About the cover
The figure on the cover of Testing Java Microservices, titled “Visitor to the Tuileries Gardens,” is a hand-colored woodcut from a drawing by Eugène Lami (1800-1890). The illustration was included in an essay in vol. 3 of Les Français peints par eux-mêmes: Encyclopédie morale du dix-neuvième siècle (“The French painted by themselves: moral encyclopedia of the nineteenth century”), a multivolume work by Louis Curmer, published in Paris in the early 1940s. This work presented a fascinating picture of French society through representative characters and was particularly interested in popular types and small trades. Five volumes were devoted to Parisians and three to the French provinces and colonies.
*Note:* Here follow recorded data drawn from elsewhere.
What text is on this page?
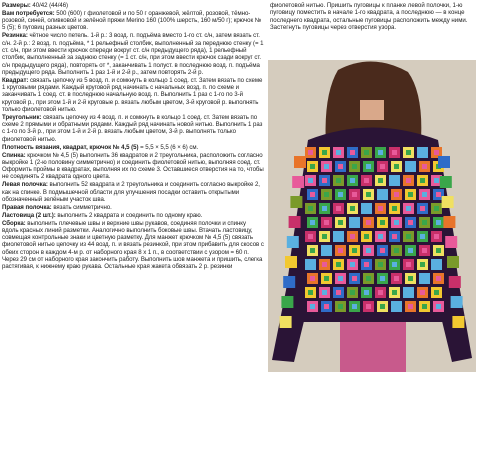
Размеры: 40/42 (44/46)

Вам потребуется: 500 (600) г фиолетовой и по 50 г оранжевой, жёлтой, розовой, тёмно-розовой, синей, оливковой и зелёной пряжи Merino 160 (100% шерсть, 160 м/50 г); крючок № 5 (5); 6 пуговиц разных цветов.

Резинка: чётное число петель. 1-й р.: 3 возд. п. подъёма вместо 1-го ст. с/н, затем вязать ст. с/н. 2-й р.: 2 возд. п. подъёма, * 1 рельефный столбик, выполненный за переднюю стенку (= 1 ст. с/н, при этом ввести крючок спереди вокруг ст. с/н предыдущего ряда), 1 рельефный столбик, выполненный за заднюю стенку (= 1 ст. с/н, при этом ввести крючок сзади вокруг ст. с/н предыдущего ряда), повторять от *, заканчивать 1 полуст. в последнюю возд. п. подъёма предыдущего ряда. Выполнить 1 раз 1-й и 2-й р., затем повторять 2-й р.

Квадрат: связать цепочку из 5 возд. п. и сомкнуть в кольцо 1 соед. ст. Затем вязать по схеме 1 круговыми рядами. Каждый круговой ряд начинать с начальных возд. п. по схеме и заканчивать 1 соед. ст. в последнюю начальную возд. п. Выполнить 1 раз с 1-го по 3-й круговой р., при этом 1-й и 2-й круговые р. вязать любым цветом, 3-й круговой р. выполнять только фиолетовой нитью.

Треугольник: связать цепочку из 4 возд. п. и сомкнуть в кольцо 1 соед. ст. Затем вязать по схеме 2 прямыми и обратными рядами. Каждый ряд начинать новой нитью. Выполнить 1 раз с 1-го по 3-й р., при этом 1-й и 2-й р. вязать любым цветом, 3-й р. выполнять только фиолетовой нитью.

Плотность вязания, квадрат, крючок № 4,5 (5) = 5,5 × 5,5 (6 × 6) см.

Спинка: крючком № 4,5 (5) выполнить 36 квадратов и 2 треугольника, расположить согласно выкройке 1 (2-ю половину симметрично) и соединить фиолетовой нитью, выполняя соед. ст. Оформить проймы в квадратах, выполняя их по схеме 3. Оставшиеся отверстия на то, чтобы не соединять 2 квадрата одного цвета.

Левая полочка: выполнить 52 квадрата и 2 треугольника и соединить согласно выкройке 2, как на спинке. В подмышечной области для улучшения посадки оставить открытыми обозначенный зелёным участок шва.

Правая полочка: вязать симметрично.

Ластовица (2 шт.): выполнить 2 квадрата и соединить по одному краю.

Сборка: выполнить плечевые швы и верхние швы рукавов, соединяя полочки и спинку вдоль красных линий разметки. Аналогично выполнить боковые швы. Втачать ластовицу, совмещая контрольные знаки и цветную разметку. Для манжет крючком № 4,5 (5) связать фиолетовой нитью цепочку из 44 возд. п. и вязать резинкой, при этом прибавить для скосов с обеих сторон в каждом 4-м р. от наборного края 8 х 1 п., в соответствии с узором = 60 п. Через 29 см от наборного края закончить работу. Выполнить шов манжета и пришить, слегка растягивая, к нижнему краю рукава. Остальные края жакета обвязать 2 р. резинки

фиолетовой нитью. Пришить пуговицы к планке левой полочки, 1-ю пуговицу поместить в начале 1-го квадрата, а последнюю — в конце последнего квадрата, остальные пуговицы расположить между ними. Застегнуть пуговицы через отверстия узора.
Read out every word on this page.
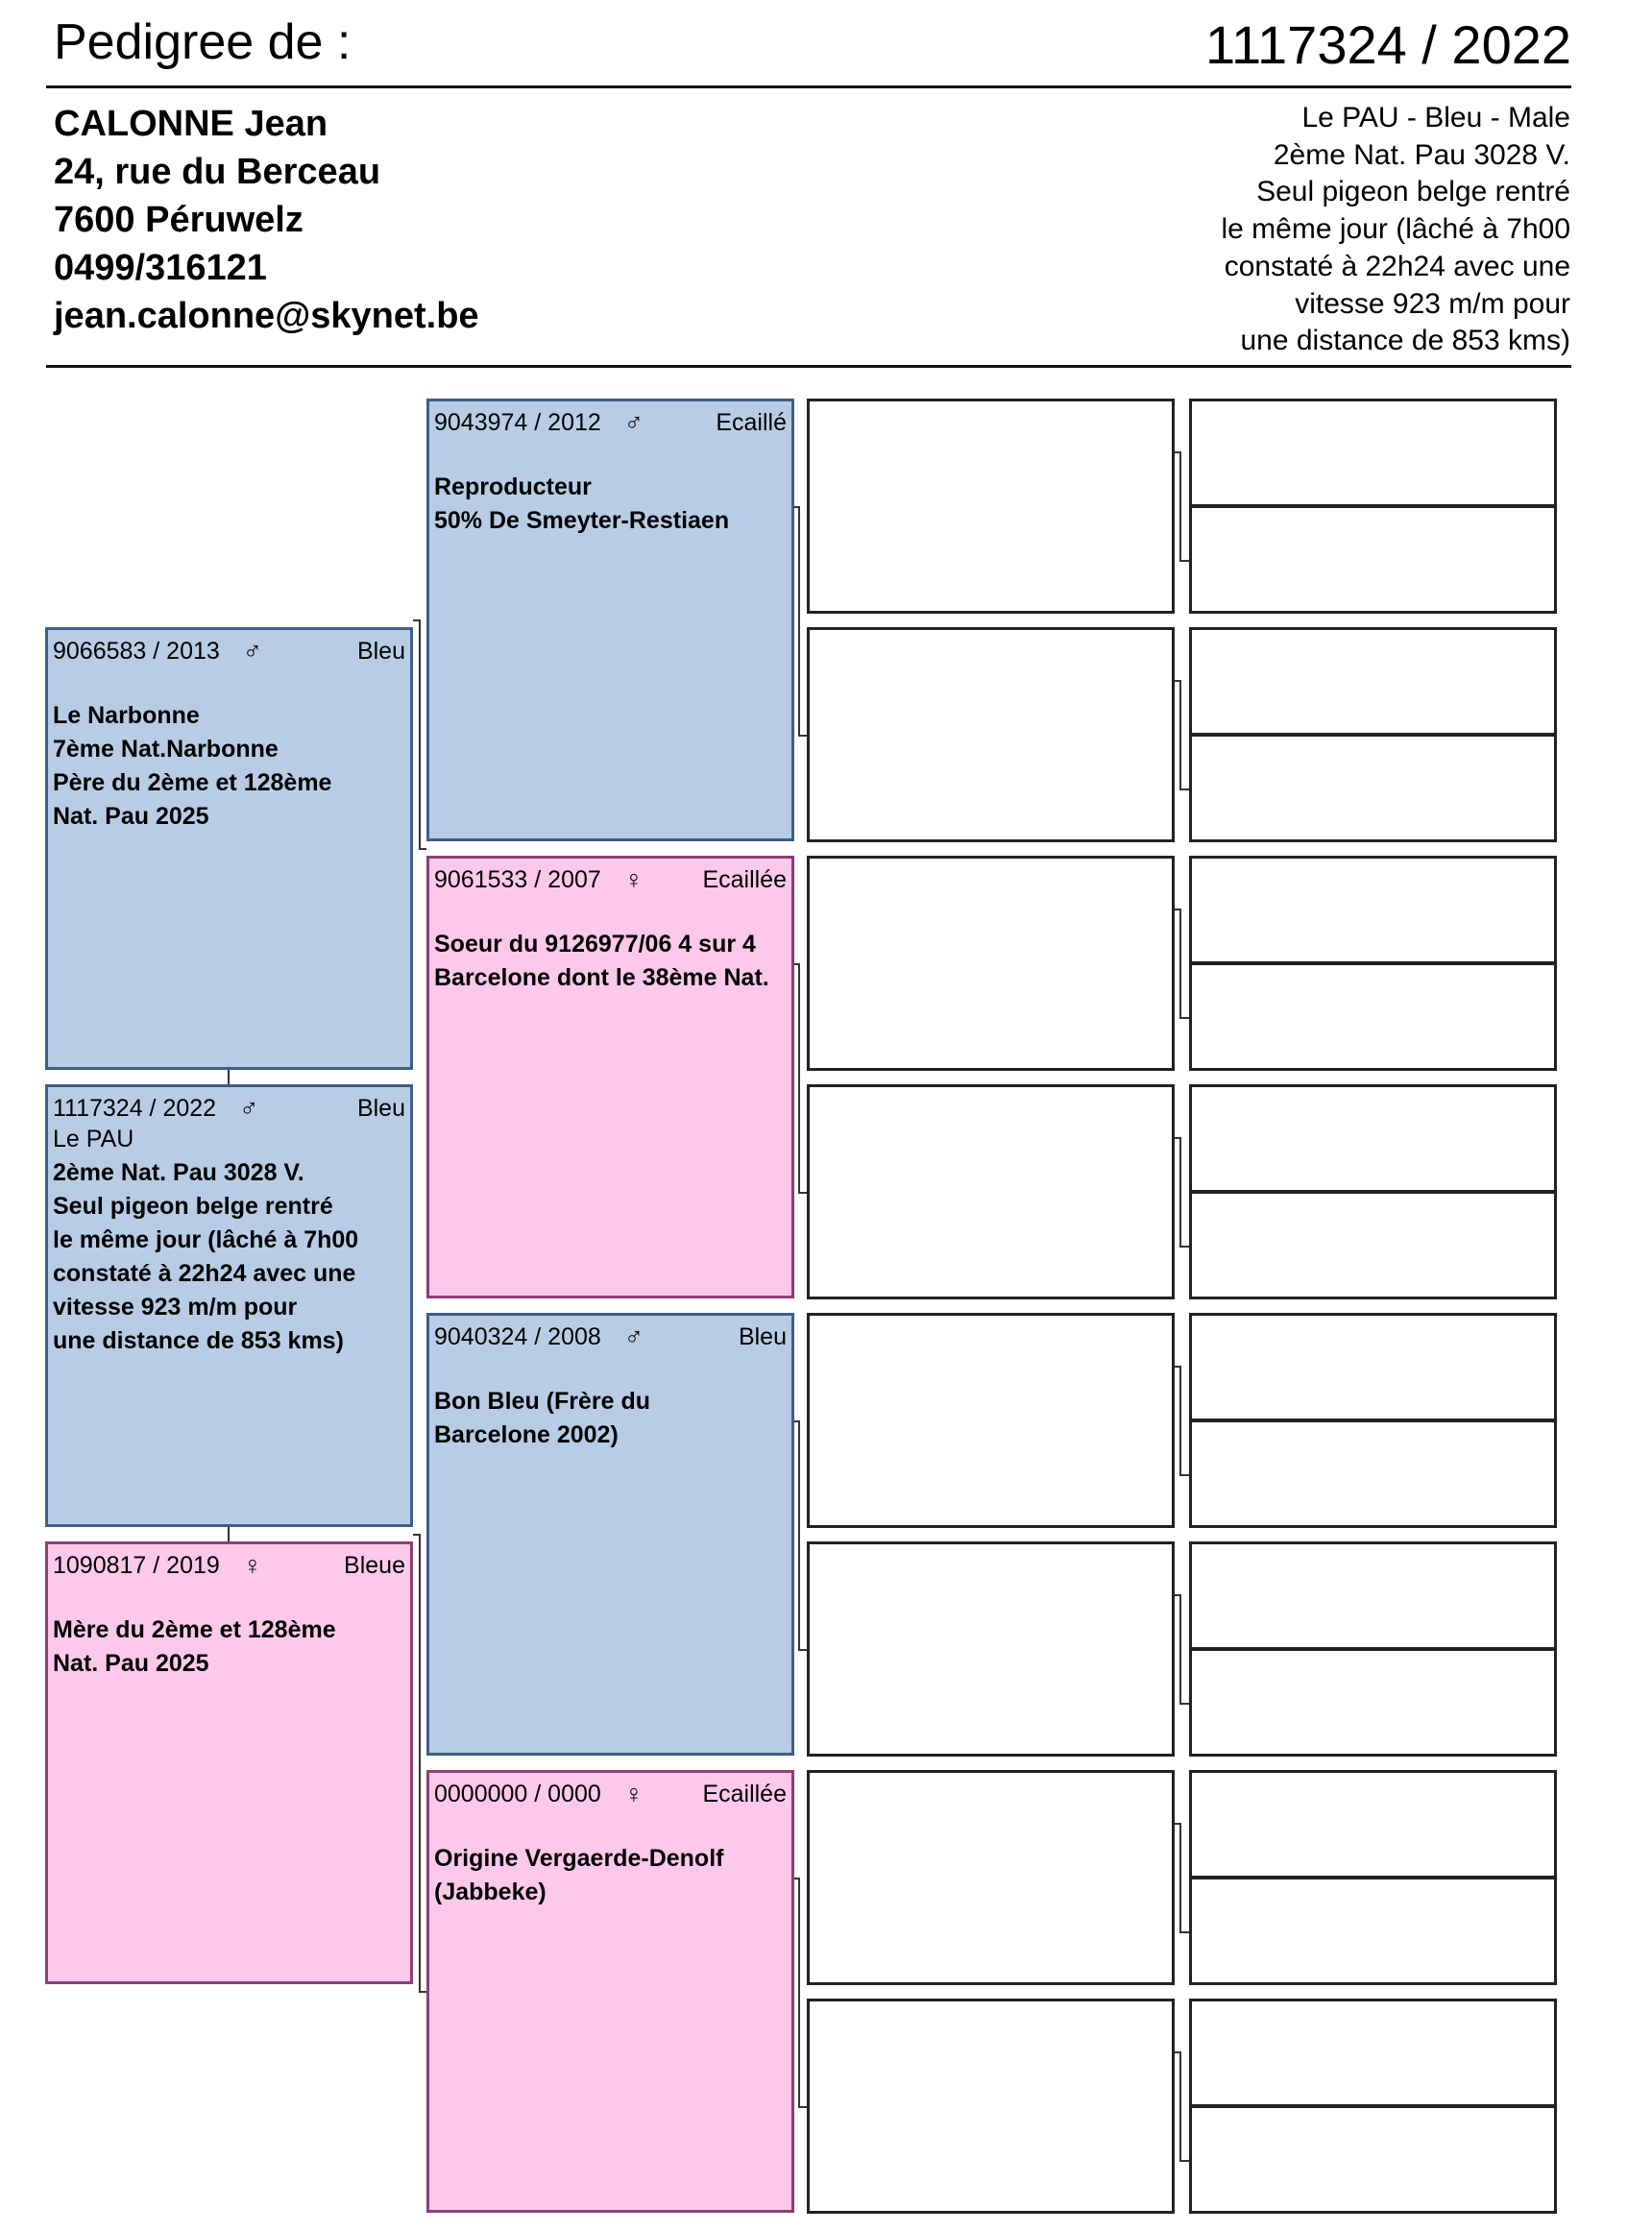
Pedigree de :	1117324 / 2022
CALONNE Jean
24, rue du Berceau
7600 Péruwelz
0499/316121
jean.calonne@skynet.be
Le PAU - Bleu - Male
2ème Nat. Pau 3028 V.
Seul pigeon belge rentré
le même jour (lâché à 7h00
constaté à 22h24 avec une
vitesse 923 m/m pour
une distance de 853 kms)
9066583 / 2013 ♂	Bleu
Le Narbonne
7ème Nat.Narbonne
Père du 2ème et 128ème
Nat. Pau 2025
1117324 / 2022 ♂	Bleu
Le PAU
2ème Nat. Pau 3028 V.
Seul pigeon belge rentré
le même jour (lâché à 7h00
constaté à 22h24 avec une
vitesse 923 m/m pour
une distance de 853 kms)
1090817 / 2019 ♀	Bleue
Mère du 2ème et 128ème
Nat. Pau 2025
9043974 / 2012 ♂	Ecaillé
Reproducteur
50% De Smeyter-Restiaen
9061533 / 2007 ♀ Ecaillée
Soeur du 9126977/06 4 sur 4
Barcelone dont le 38ème Nat.
9040324 / 2008 ♂	Bleu
Bon Bleu (Frère du
Barcelone 2002)
0000000 / 0000 ♀ Ecaillée
Origine Vergaerde-Denolf
(Jabbeke)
The diversity of the figures in this collection reminds us vividly of the uniqueness and individuality of the world’s towns and regions just 200 years ago. This was a time when the dress codes of two regions separated by a few dozen miles identified people uniquely as belonging to one or the other. The collection brings to life a sense of isolation and distance of that period—and of every other historic period except our own hyperkinetic present.
Dress codes have changed since then, and the diversity by region, so rich at the time, has faded away. It’s now often hard to tell the inhabitant of one continent from another. Perhaps we’ve traded a cultural and visual diversity for a more varied personal life—or a more varied and interesting intellectual and technical life.